Database: It has become clear in the course of the Leginon project that there is a critical need for a database to support the thousands of images that are acquired and the acquisition parameter data that is associated with each image. Incorporation of a database would provide improved data management as well as the ability to track acquisition, control, processing and modeling parameters.
Processing and analysis: Developing intelligent image acquisition systems requires that the instrument is closely integrated with processing and analysis software packages. There is a need for integration with commercial and community software packages and these need to support the interfaces for distributed access.

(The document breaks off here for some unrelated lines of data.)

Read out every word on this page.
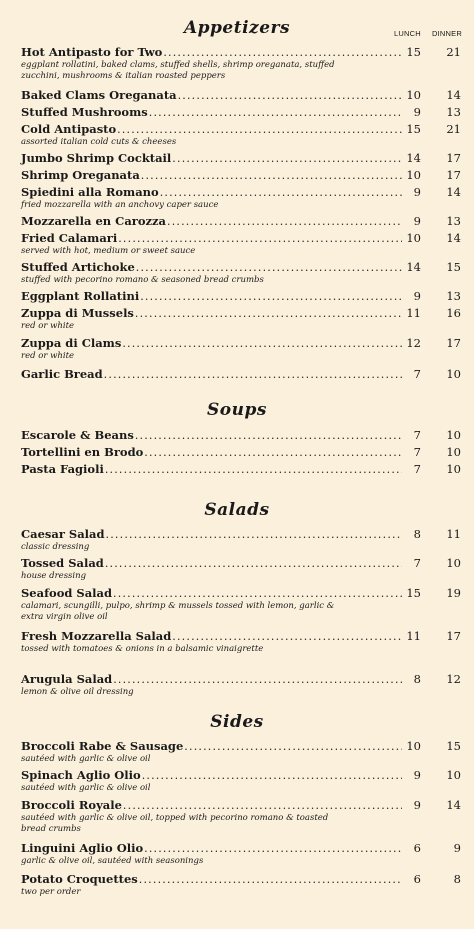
Appetizers	LUNCH DINNER
Soups
Salads
Sides
Hot Antipasto for Two .....	15	21
eggplant rollatini, baked clams, stuffed shells, shrimp oreganata, stuffed zucchini, mushrooms & italian roasted peppers
Baked Clams Oreganata .....	10	14
Stuffed Mushrooms .....	9	13
Cold Antipasto .....	15	21
assorted italian cold cuts & cheeses
Jumbo Shrimp Cocktail .....	14	17
Shrimp Oreganata .....	10	17
Spiedini alla Romano .....	9	14
fried mozzarella with an anchovy caper sauce
Mozzarella en Carozza .....	9	13
Fried Calamari .....	10	14
served with hot, medium or sweet sauce
Stuffed Artichoke .....	14	15
stuffed with pecorino romano & seasoned bread crumbs
Eggplant Rollatini .....	9	13
Zuppa di Mussels .....	11	16
red or white
Zuppa di Clams .....	12	17
red or white
Garlic Bread .....	7	10
Escarole & Beans .....	7	10
Tortellini en Brodo .....	7	10
Pasta Fagioli .....	7	10
Caesar Salad .....	8	11
classic dressing
Tossed Salad .....	7	10
house dressing
Seafood Salad .....	15	19
calamari, scungilli, pulpo, shrimp & mussels tossed with lemon, garlic & extra virgin olive oil
Fresh Mozzarella Salad .....	11	17
tossed with tomatoes & onions in a balsamic vinaigrette
Arugula Salad .....	8	12
lemon & olive oil dressing
Broccoli Rabe & Sausage .....	10	15
sautéed with garlic & olive oil
Spinach Aglio Olio .....	9	10
sautéed with garlic & olive oil
Broccoli Royale .....	9	14
sautéed with garlic & olive oil, topped with pecorino romano & toasted bread crumbs
Linguini Aglio Olio .....	6	9
garlic & olive oil, sautéed with seasonings
Potato Croquettes .....	6	8
two per order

Control: A distributed control program must effectively synchronize all of the components of the distributed system and needs to be adaptable to each experiment. Ideally, the control program should be portable between systems and extensible by the end user.
User interface: The user interface must be flexible and suit the needs of the user. The system must be flexible enough to support new technologies like next generation web interfaces and virtual reality.
Additional features that would be desirable for use in the world wide laboratory include audio and video conferencing and real-time updates of the system status. These extra capabilities enhance the remote researcher's understanding of the current status of the instrument. We also believe that scheduling and security considerations are not only desirable but essential for turning this technology into a practical reality.